Dizer "não" parece simples.

Na prática, para muitas pessoas, essa é uma das tarefas mais difíceis do dia a dia.

Aceitam compromissos quando já estão sobrecarregadas. Concordam com pedidos que não gostariam de atender. Permanecem em situações desconfortáveis por receio de desagradar alguém.

Depois, surge o cansaço, a culpa e, muitas vezes, o ressentimento.

A pergunta é: por que isso acontece?

O "não" nem sempre é apenas uma palavra

Para algumas pessoas, dizer "não" representa muito mais do que recusar um pedido.

Pode significar o medo de ser visto como egoísta.

O receio de decepcionar alguém.

O temor de criar um conflito.

Ou até a sensação de que será rejeitado se colocar suas próprias necessidades em primeiro lugar.

Esses pensamentos costumam surgir de forma automática e influenciam a maneira como reagimos, muitas vezes sem que percebamos.

Quando agradar os outros tem um custo

Ser gentil é uma qualidade.

O problema aparece quando agradar os outros passa a ser mais importante do que cuidar de si mesmo.

Nesse momento, é comum abrir mão do descanso, aceitar responsabilidades além do possível e deixar necessidades pessoais sempre para depois.

Com o tempo, isso pode gerar desgaste emocional, ansiedade e dificuldade para manter relações equilibradas.
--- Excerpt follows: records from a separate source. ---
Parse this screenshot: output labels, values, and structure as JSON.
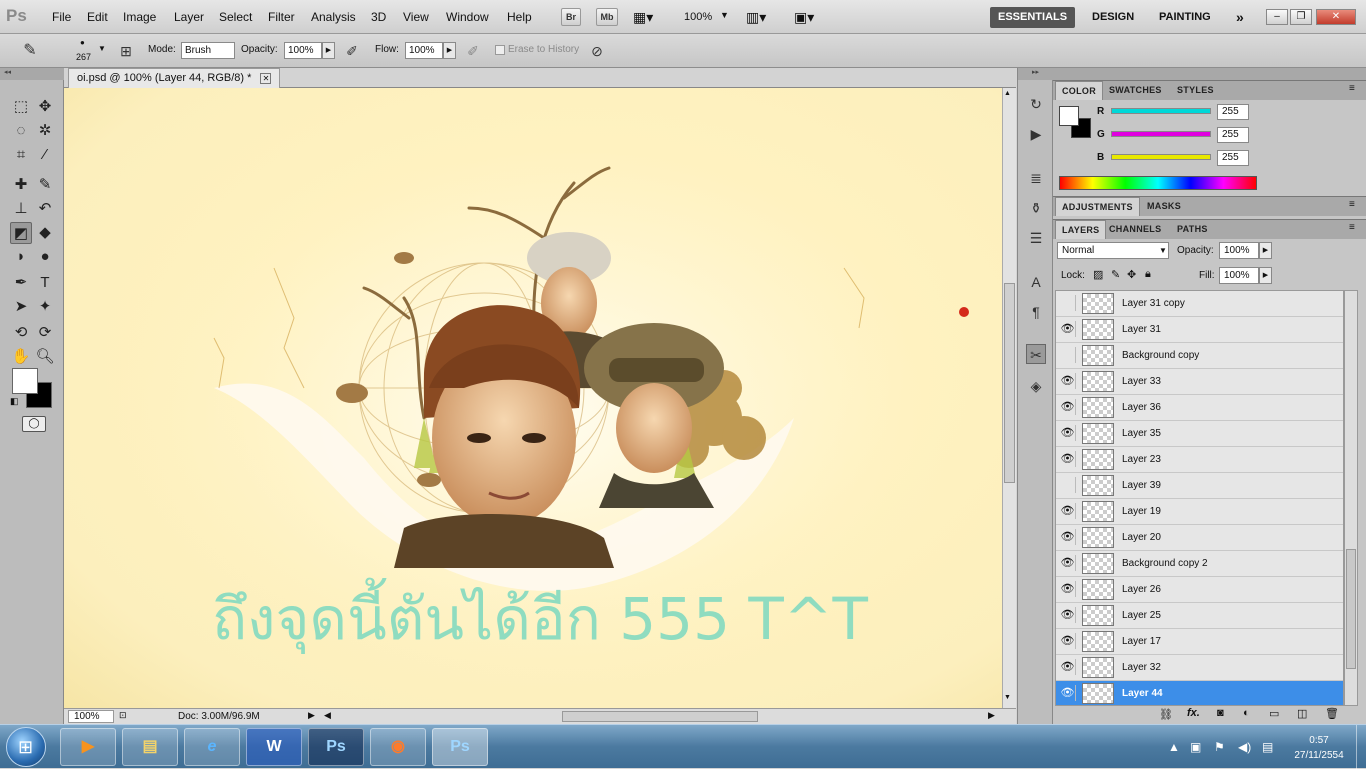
{
  "app": {
    "logo": "Ps",
    "menu": [
      "File",
      "Edit",
      "Image",
      "Layer",
      "Select",
      "Filter",
      "Analysis",
      "3D",
      "View",
      "Window",
      "Help"
    ],
    "bridge_buttons": [
      "Br",
      "Mb"
    ],
    "zoom": "100%",
    "workspaces": [
      "ESSENTIALS",
      "DESIGN",
      "PAINTING"
    ],
    "workspace_more": "»",
    "window_controls": [
      "–",
      "❐",
      "✕"
    ]
  },
  "options": {
    "brush_size": "267",
    "mode_label": "Mode:",
    "mode_value": "Brush",
    "opacity_label": "Opacity:",
    "opacity_value": "100%",
    "flow_label": "Flow:",
    "flow_value": "100%",
    "erase_history": "Erase to History"
  },
  "document": {
    "tab_title": "oi.psd @ 100% (Layer 44, RGB/8) *",
    "tab_close": "✕",
    "canvas_text": "ถึงจุดนี้ตันได้อีก 555 T^T",
    "zoom": "100%",
    "doc_info": "Doc: 3.00M/96.9M"
  },
  "color_panel": {
    "tabs": [
      "COLOR",
      "SWATCHES",
      "STYLES"
    ],
    "channels": [
      {
        "label": "R",
        "value": "255",
        "color": "#00d8d8"
      },
      {
        "label": "G",
        "value": "255",
        "color": "#e000e0"
      },
      {
        "label": "B",
        "value": "255",
        "color": "#e8e800"
      }
    ]
  },
  "adjust_tabs": [
    "ADJUSTMENTS",
    "MASKS"
  ],
  "layers_panel": {
    "tabs": [
      "LAYERS",
      "CHANNELS",
      "PATHS"
    ],
    "blend_mode": "Normal",
    "opacity_label": "Opacity:",
    "opacity_value": "100%",
    "lock_label": "Lock:",
    "fill_label": "Fill:",
    "fill_value": "100%",
    "layers": [
      {
        "name": "Layer 31 copy",
        "visible": false
      },
      {
        "name": "Layer 31",
        "visible": true
      },
      {
        "name": "Background copy",
        "visible": false
      },
      {
        "name": "Layer 33",
        "visible": true
      },
      {
        "name": "Layer 36",
        "visible": true
      },
      {
        "name": "Layer 35",
        "visible": true
      },
      {
        "name": "Layer 23",
        "visible": true
      },
      {
        "name": "Layer 39",
        "visible": false
      },
      {
        "name": "Layer 19",
        "visible": true
      },
      {
        "name": "Layer 20",
        "visible": true
      },
      {
        "name": "Background copy 2",
        "visible": true
      },
      {
        "name": "Layer 26",
        "visible": true
      },
      {
        "name": "Layer 25",
        "visible": true
      },
      {
        "name": "Layer 17",
        "visible": true
      },
      {
        "name": "Layer 32",
        "visible": true
      },
      {
        "name": "Layer 44",
        "visible": true,
        "selected": true
      }
    ],
    "footer_icons": [
      "link-icon",
      "fx-icon",
      "mask-icon",
      "adjustment-icon",
      "group-icon",
      "new-layer-icon",
      "trash-icon"
    ]
  },
  "taskbar": {
    "apps": [
      "media-player-icon",
      "explorer-icon",
      "ie-icon",
      "word-icon",
      "photoshop-icon",
      "firefox-icon",
      "photoshop-icon"
    ],
    "app_labels": [
      "",
      "",
      "e",
      "W",
      "Ps",
      "",
      "Ps"
    ],
    "time": "0:57",
    "date": "27/11/2554"
  },
  "colors": {
    "canvas_text": "#8fdcc0",
    "selected_layer": "#3d8ee8",
    "workspace_active": "#555555"
  }
}
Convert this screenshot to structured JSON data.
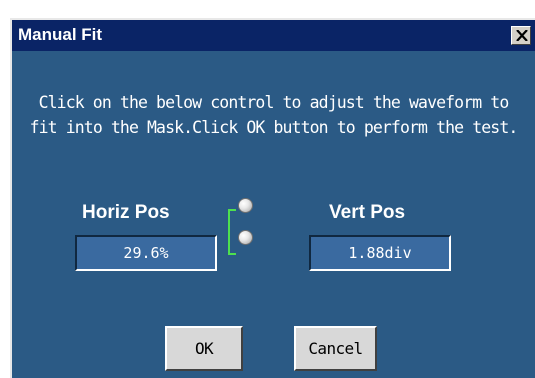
{
  "window": {
    "title": "Manual Fit",
    "close_icon": "close-x-icon"
  },
  "instruction": {
    "line1": "Click on the below control to adjust the waveform to",
    "line2": "fit into the Mask.Click OK button to perform the test."
  },
  "horiz": {
    "label": "Horiz Pos",
    "value": "29.6%"
  },
  "vert": {
    "label": "Vert Pos",
    "value": "1.88div"
  },
  "buttons": {
    "ok": "OK",
    "cancel": "Cancel"
  },
  "colors": {
    "dialog_bg": "#2b5a85",
    "titlebar": "#0a2466",
    "bracket": "#4ee04e"
  }
}
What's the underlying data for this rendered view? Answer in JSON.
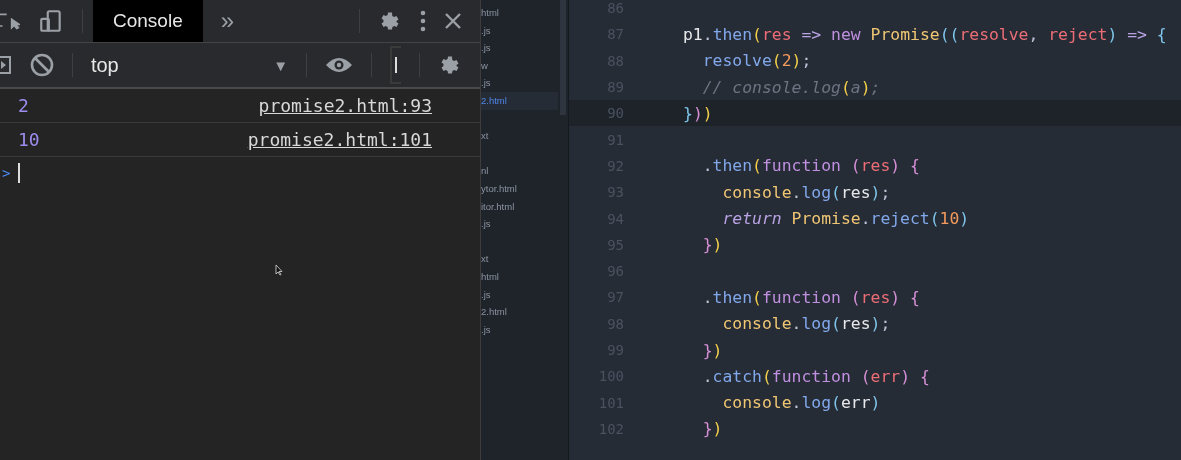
{
  "devtools": {
    "tabs": [
      {
        "label": "Console",
        "selected": true
      }
    ],
    "more_tabs": "»",
    "context": "top",
    "dropdown_arrow": "▼",
    "messages": [
      {
        "value": "2",
        "source": "promise2.html:93"
      },
      {
        "value": "10",
        "source": "promise2.html:101"
      }
    ],
    "prompt": ">"
  },
  "file_tree": {
    "groups": [
      [
        {
          "name": "html",
          "selected": false
        },
        {
          "name": ".js",
          "selected": false
        },
        {
          "name": ".js",
          "selected": false
        },
        {
          "name": "w",
          "selected": false
        },
        {
          "name": ".js",
          "selected": false
        },
        {
          "name": "2.html",
          "selected": true
        }
      ],
      [
        {
          "name": "xt",
          "selected": false
        }
      ],
      [
        {
          "name": "nl",
          "selected": false
        },
        {
          "name": "ytor.html",
          "selected": false
        },
        {
          "name": "itor.html",
          "selected": false
        },
        {
          "name": ".js",
          "selected": false
        }
      ],
      [
        {
          "name": "xt",
          "selected": false
        },
        {
          "name": "html",
          "selected": false
        },
        {
          "name": ".js",
          "selected": false
        },
        {
          "name": "2.html",
          "selected": false
        },
        {
          "name": ".js",
          "selected": false
        }
      ]
    ]
  },
  "editor": {
    "lines": [
      {
        "number": "86",
        "current": false
      },
      {
        "number": "87",
        "current": false,
        "tokens": [
          {
            "text": "p1",
            "kind": "plain"
          },
          {
            "text": ".",
            "kind": "punct"
          },
          {
            "text": "then",
            "kind": "fn"
          },
          {
            "text": "(",
            "kind": "p1"
          },
          {
            "text": "res",
            "kind": "param"
          },
          {
            "text": " => ",
            "kind": "op"
          },
          {
            "text": "new ",
            "kind": "kw"
          },
          {
            "text": "Promise",
            "kind": "cls"
          },
          {
            "text": "((",
            "kind": "p3"
          },
          {
            "text": "resolve",
            "kind": "param"
          },
          {
            "text": ", ",
            "kind": "punct"
          },
          {
            "text": "reject",
            "kind": "param"
          },
          {
            "text": ")",
            "kind": "p3"
          },
          {
            "text": " => ",
            "kind": "op"
          },
          {
            "text": "{",
            "kind": "p3"
          }
        ]
      },
      {
        "number": "88",
        "current": false,
        "tokens": [
          {
            "text": "  resolve",
            "kind": "fn"
          },
          {
            "text": "(",
            "kind": "p1"
          },
          {
            "text": "2",
            "kind": "num"
          },
          {
            "text": ")",
            "kind": "p1"
          },
          {
            "text": ";",
            "kind": "punct"
          }
        ]
      },
      {
        "number": "89",
        "current": false,
        "tokens": [
          {
            "text": "  // console.log",
            "kind": "comment"
          },
          {
            "text": "(",
            "kind": "p1"
          },
          {
            "text": "a",
            "kind": "comment"
          },
          {
            "text": ")",
            "kind": "p1"
          },
          {
            "text": ";",
            "kind": "comment"
          }
        ]
      },
      {
        "number": "90",
        "current": true,
        "tokens": [
          {
            "text": "}",
            "kind": "p3"
          },
          {
            "text": ")",
            "kind": "p2"
          },
          {
            "text": ")",
            "kind": "p1"
          }
        ]
      },
      {
        "number": "91",
        "current": false
      },
      {
        "number": "92",
        "current": false,
        "tokens": [
          {
            "text": "  .",
            "kind": "punct"
          },
          {
            "text": "then",
            "kind": "fn"
          },
          {
            "text": "(",
            "kind": "p1"
          },
          {
            "text": "function",
            "kind": "kw"
          },
          {
            "text": " (",
            "kind": "p2"
          },
          {
            "text": "res",
            "kind": "param"
          },
          {
            "text": ") {",
            "kind": "p2"
          }
        ]
      },
      {
        "number": "93",
        "current": false,
        "tokens": [
          {
            "text": "    console",
            "kind": "cls"
          },
          {
            "text": ".",
            "kind": "punct"
          },
          {
            "text": "log",
            "kind": "fn"
          },
          {
            "text": "(",
            "kind": "p3"
          },
          {
            "text": "res",
            "kind": "plain"
          },
          {
            "text": ")",
            "kind": "p3"
          },
          {
            "text": ";",
            "kind": "punct"
          }
        ]
      },
      {
        "number": "94",
        "current": false,
        "tokens": [
          {
            "text": "    return ",
            "kind": "ret"
          },
          {
            "text": "Promise",
            "kind": "cls"
          },
          {
            "text": ".",
            "kind": "punct"
          },
          {
            "text": "reject",
            "kind": "fn"
          },
          {
            "text": "(",
            "kind": "p3"
          },
          {
            "text": "10",
            "kind": "num"
          },
          {
            "text": ")",
            "kind": "p3"
          }
        ]
      },
      {
        "number": "95",
        "current": false,
        "tokens": [
          {
            "text": "  }",
            "kind": "p2"
          },
          {
            "text": ")",
            "kind": "p1"
          }
        ]
      },
      {
        "number": "96",
        "current": false
      },
      {
        "number": "97",
        "current": false,
        "tokens": [
          {
            "text": "  .",
            "kind": "punct"
          },
          {
            "text": "then",
            "kind": "fn"
          },
          {
            "text": "(",
            "kind": "p1"
          },
          {
            "text": "function",
            "kind": "kw"
          },
          {
            "text": " (",
            "kind": "p2"
          },
          {
            "text": "res",
            "kind": "param"
          },
          {
            "text": ") {",
            "kind": "p2"
          }
        ]
      },
      {
        "number": "98",
        "current": false,
        "tokens": [
          {
            "text": "    console",
            "kind": "cls"
          },
          {
            "text": ".",
            "kind": "punct"
          },
          {
            "text": "log",
            "kind": "fn"
          },
          {
            "text": "(",
            "kind": "p3"
          },
          {
            "text": "res",
            "kind": "plain"
          },
          {
            "text": ")",
            "kind": "p3"
          },
          {
            "text": ";",
            "kind": "punct"
          }
        ]
      },
      {
        "number": "99",
        "current": false,
        "tokens": [
          {
            "text": "  }",
            "kind": "p2"
          },
          {
            "text": ")",
            "kind": "p1"
          }
        ]
      },
      {
        "number": "100",
        "current": false,
        "tokens": [
          {
            "text": "  .",
            "kind": "punct"
          },
          {
            "text": "catch",
            "kind": "fn"
          },
          {
            "text": "(",
            "kind": "p1"
          },
          {
            "text": "function",
            "kind": "kw"
          },
          {
            "text": " (",
            "kind": "p2"
          },
          {
            "text": "err",
            "kind": "param"
          },
          {
            "text": ") {",
            "kind": "p2"
          }
        ]
      },
      {
        "number": "101",
        "current": false,
        "tokens": [
          {
            "text": "    console",
            "kind": "cls"
          },
          {
            "text": ".",
            "kind": "punct"
          },
          {
            "text": "log",
            "kind": "fn"
          },
          {
            "text": "(",
            "kind": "p3"
          },
          {
            "text": "err",
            "kind": "plain"
          },
          {
            "text": ")",
            "kind": "p3"
          }
        ]
      },
      {
        "number": "102",
        "current": false,
        "tokens": [
          {
            "text": "  }",
            "kind": "p2"
          },
          {
            "text": ")",
            "kind": "p1"
          }
        ]
      }
    ]
  }
}
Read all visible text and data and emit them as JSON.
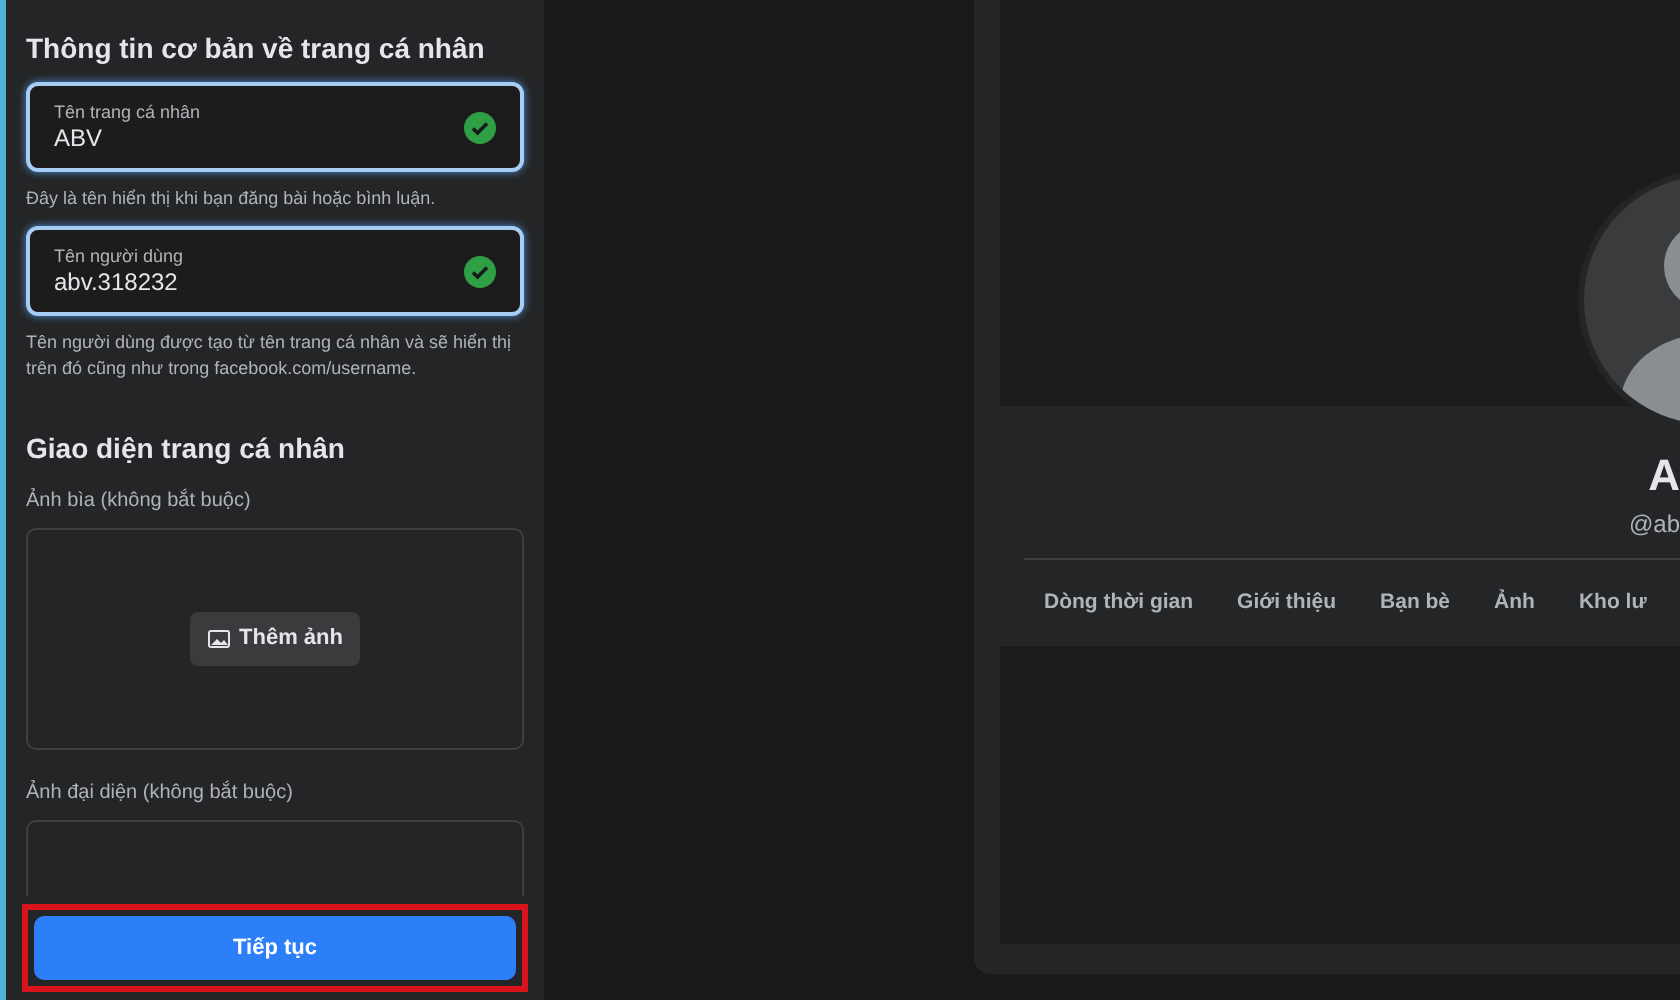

O papel dos pensamentos automáticos

Na Terapia Cognitivo-Comportamental (TCC), compreendemos que nossas emoções e comportamentos são influenciados pela forma como interpretamos as situações.

Imagine alguém que recebe um pedido inesperado.

Em poucos segundos, pensamentos como estes podem surgir:

"Se eu recusar, vão pensar que sou uma pessoa ruim."

"Tenho obrigação de ajudar."

"Se eu disser 'não', posso magoar essa pessoa."

Quando esses pensamentos são aceitos como verdades, dizer "sim" parece ser a única alternativa possível.

Aprender a estabelecer limites

Estabelecer limites não significa ser frio, egoísta ou indiferente.

Significa reconhecer que tempo, energia e saúde emocional também precisam ser respeitados.

Dizer "não" de maneira respeitosa pode fortalecer relações, porque permite que elas sejam construídas com mais honestidade e equilíbrio.

Como a TCC pode ajudar?

Na Terapia Cognitivo-Comportamental, o objetivo não é ensinar alguém a negar tudo.

O trabalho consiste em identificar pensamentos automáticos, compreender as crenças que sustentam esse comportamento e desenvolver formas mais flexíveis e saudáveis de responder às situações.

Com o tempo, muitas pessoas aprendem que é possível estabelecer limites sem deixar de ser cuidadosas com os outros.

Uma reflexão para levar com você

Antes de responder automaticamente "sim", talvez valha a pena fazer uma pergunta:

Estou aceitando este pedido porque realmente quero ou porque tenho medo das consequências de dizer "não"?

Essa pequena pausa pode revelar muito sobre a forma como você tem cuidado de si mesmo.

Este conteúdo tem caráter informativo e psicoeducativo. Não substitui avaliação ou acompanhamento psicológico.